Do not that arbitrary sized inputs here imply that the input is meaningful and must all be processed. I do not see algorithms that do not process their inputs as candidates here, such as the elsewhere stated example of even/odd test which just read a single bit. I consider an algorithm that only reads a fixed amount of information from its input to be a fixed-input algorithm, regardless of the "full" size of its input.
Of course, if you place an upper bound on the input, then you can pad in various ways, or possibly have algorithms whose execution time is inversely proportional to its input size, thus balancing itself. However, placing an upper bound also mean violating the "arbitrary" requirement entirely, thus disqualifying the algorithm.
Do note that I'd actually be quite interested if you have examples of such algorithms.
> I cannot think of any algorithms with arbitrary sized inputs that have truly constant execution time.
With respect, I think you may misunderstand the meaning of "constant time" in the sense of complexity theory, i.e. O(1). Accessing an element in an array of size n is a constant time operation. See: https://stackoverflow.com/questions/7297916/why-does-accessi...
Wouldn’t searching for an element in an arbitrary array of size n happen in O(n) time, while only accessing it is considered O(1)? I could understand the search case for something like a hash table being O(1) but does that also apply to your standard array?
So binary search is not logn time because it only reads logn values from the input? To know which parts are not read you basically have to run the algorithm. I find your definition unhelpful.

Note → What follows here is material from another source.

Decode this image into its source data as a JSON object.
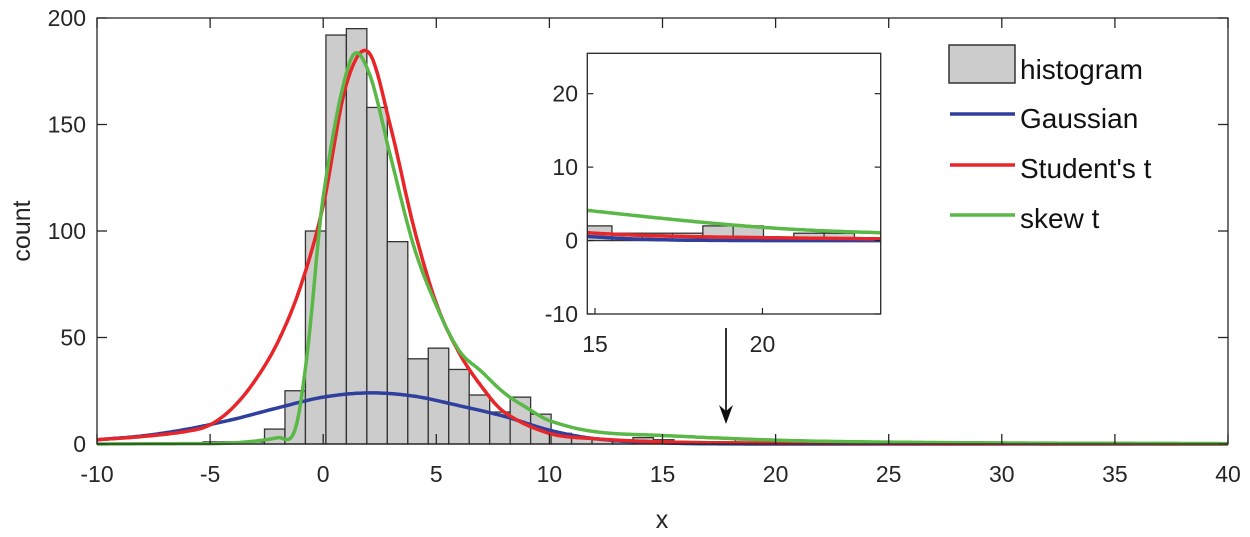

> A simple example of constant-time within this definition, as well as why constant-time does not mean O(1) in this context, is that of a comparator:
This is incorrect. The paper explicitly uses "constant time" in the sense of O(1). You can see this listed throughout the paper, in various complexity analyses, beginning from Section 2.
> This is standard terminology within programming and cryptography. This is the only practical definition to use, as cryptography commonly deals with arbitrarily sized inputs, which can of course not all run in O(1).
How about 'consistent time' or 'uniform time' for non-O(1) uses?
It might be standard notation, but not only is O(1) misleading as it misrepresents the dependency on the problem size, it is also the wrong symbol as it hides the exact thing it's trying to convey.
A simple example of constant-time within this definition, as well as why constant-time does not mean O(1) in this context, is that of a comparator:
The most normal, and fastest, approach is to go through data in the largest chunks the CPU can handle, returning 1 immediately a mismatch is found, and 0 at the end under the assumption that no termination = no mismatch. However, this reveals information about the values compared, as the time it takes to compare reveals where the mismatch is located.
For constant time, your goal is to ensure that all data is processed equally regardless of outcome. You do this by effectively making the comparison a-b=c, or a^b=c, where a zero-result means equality. In reality, this would be implemented by XOR'ing the largest chunk the CPU can handle together, and then OR'ing the result with a global value starting at 0, overwriting it. This continues without termination to the very end, where you then simply return the running OR'd counter, which is either 0 for equality, or an arbitrary value for the opposite.
Both of course leak the length of the values compared, but the lengths in these cases are commonly known by the adversary, making its protection less relevant.